Exploring Large Language Models for Knowledge Graph Completion
This addresses the incompleteness issue in knowledge graphs, which is crucial for AI tasks, but it is incremental as it applies existing LLM techniques to a known problem.
The paper tackles the problem of incomplete knowledge graphs by using Large Language Models (LLMs) for knowledge graph completion, achieving state-of-the-art performance in tasks like triple classification and relation prediction, with fine-tuned smaller models outperforming ChatGPT and GPT-4.

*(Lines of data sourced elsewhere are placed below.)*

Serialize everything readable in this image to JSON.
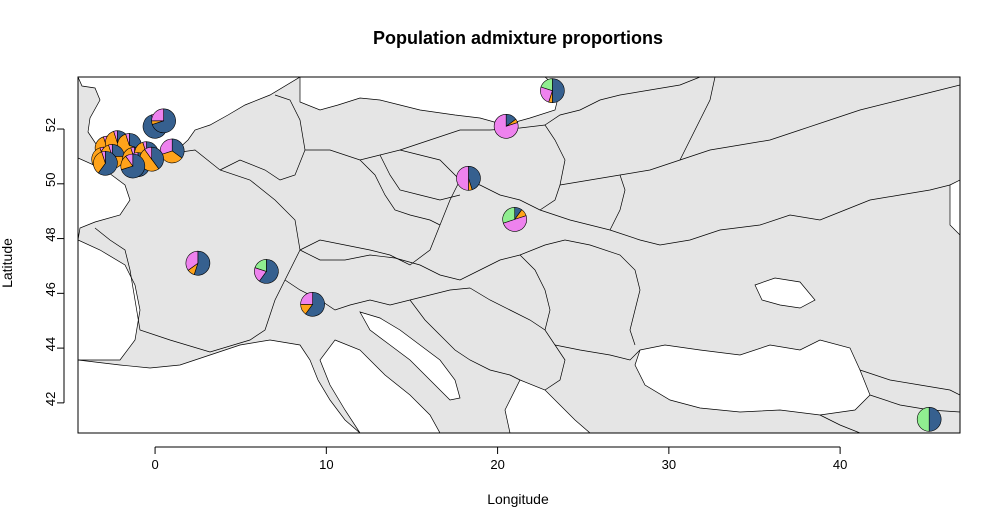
{
  "title": "Population admixture proportions",
  "x_axis_label": "Longitude",
  "y_axis_label": "Latitude",
  "colors": {
    "land": "#e5e5e5",
    "sea": "#ffffff",
    "border": "#000000",
    "cluster_1": "#36608f",
    "cluster_2": "#ffa31a",
    "cluster_3": "#ee82ee",
    "cluster_4": "#90ee90"
  },
  "chart_data": {
    "type": "map-pie",
    "xlim": [
      -4.5,
      47
    ],
    "ylim": [
      40.9,
      53.9
    ],
    "x_ticks": [
      0,
      10,
      20,
      30,
      40
    ],
    "y_ticks": [
      42,
      44,
      46,
      48,
      50,
      52
    ],
    "pies": [
      {
        "lon": 2.5,
        "lat": 47.1,
        "values": [
          0.55,
          0.1,
          0.35,
          0.0
        ]
      },
      {
        "lon": 6.5,
        "lat": 46.8,
        "values": [
          0.6,
          0.0,
          0.2,
          0.2
        ]
      },
      {
        "lon": 9.2,
        "lat": 45.6,
        "values": [
          0.6,
          0.15,
          0.25,
          0.0
        ]
      },
      {
        "lon": 18.3,
        "lat": 50.2,
        "values": [
          0.45,
          0.05,
          0.5,
          0.0
        ]
      },
      {
        "lon": 20.5,
        "lat": 52.1,
        "values": [
          0.15,
          0.05,
          0.8,
          0.0
        ]
      },
      {
        "lon": 23.2,
        "lat": 53.4,
        "values": [
          0.5,
          0.05,
          0.25,
          0.2
        ]
      },
      {
        "lon": 21.0,
        "lat": 48.7,
        "values": [
          0.1,
          0.1,
          0.5,
          0.3
        ]
      },
      {
        "lon": 45.2,
        "lat": 41.4,
        "values": [
          0.5,
          0.0,
          0.0,
          0.5
        ]
      },
      {
        "lon": 0.0,
        "lat": 52.1,
        "values": [
          0.95,
          0.0,
          0.05,
          0.0
        ]
      },
      {
        "lon": 0.5,
        "lat": 52.3,
        "values": [
          0.7,
          0.05,
          0.25,
          0.0
        ]
      },
      {
        "lon": 1.0,
        "lat": 51.2,
        "values": [
          0.35,
          0.35,
          0.3,
          0.0
        ]
      },
      {
        "lon": -2.8,
        "lat": 51.3,
        "values": [
          0.5,
          0.45,
          0.05,
          0.0
        ]
      },
      {
        "lon": -2.2,
        "lat": 51.5,
        "values": [
          0.2,
          0.75,
          0.05,
          0.0
        ]
      },
      {
        "lon": -1.5,
        "lat": 51.4,
        "values": [
          0.3,
          0.65,
          0.05,
          0.0
        ]
      },
      {
        "lon": -3.0,
        "lat": 50.9,
        "values": [
          0.4,
          0.55,
          0.05,
          0.0
        ]
      },
      {
        "lon": -2.5,
        "lat": 51.0,
        "values": [
          0.25,
          0.7,
          0.05,
          0.0
        ]
      },
      {
        "lon": -1.2,
        "lat": 50.9,
        "values": [
          0.35,
          0.6,
          0.05,
          0.0
        ]
      },
      {
        "lon": -0.5,
        "lat": 51.1,
        "values": [
          0.3,
          0.65,
          0.05,
          0.0
        ]
      },
      {
        "lon": -1.0,
        "lat": 50.7,
        "values": [
          0.55,
          0.35,
          0.1,
          0.0
        ]
      },
      {
        "lon": -0.2,
        "lat": 50.9,
        "values": [
          0.4,
          0.5,
          0.1,
          0.0
        ]
      },
      {
        "lon": -1.3,
        "lat": 50.65,
        "values": [
          0.7,
          0.2,
          0.1,
          0.0
        ]
      },
      {
        "lon": -2.9,
        "lat": 50.75,
        "values": [
          0.6,
          0.35,
          0.05,
          0.0
        ]
      }
    ]
  }
}
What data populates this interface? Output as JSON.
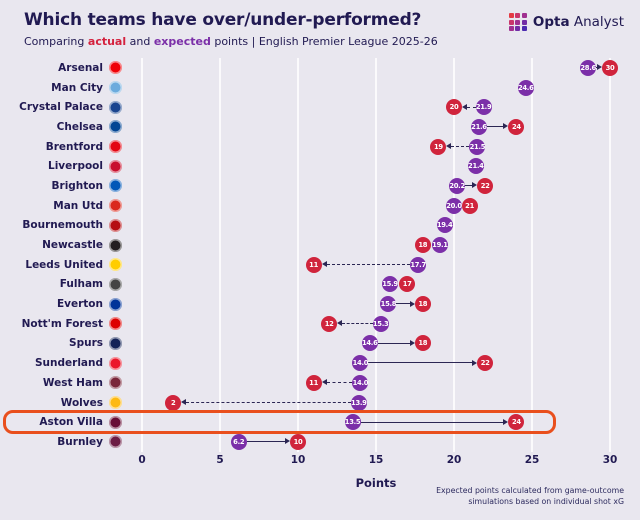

Knowledge graphs play a vital role in numerous artificial intelligence tasks, yet they frequently face the issue of incompleteness. In this study, we explore utilizing Large Language Models (LLM) for knowledge graph completion. We consider triples in knowledge graphs as text sequences and introduce an innovative framework called Knowledge Graph LLM (KG-LLM) to model these triples. Our technique employs entity and relation descriptions of a triple as prompts and utilizes the response for predictions. Experiments on various benchmark knowledge graphs demonstrate that our method attains state-of-the-art performance in tasks such as triple classification and relation prediction. We also find that fine-tuning relatively smaller models (e.g., LLaMA-7B, ChatGLM-6B) outperforms recent ChatGPT and GPT-4.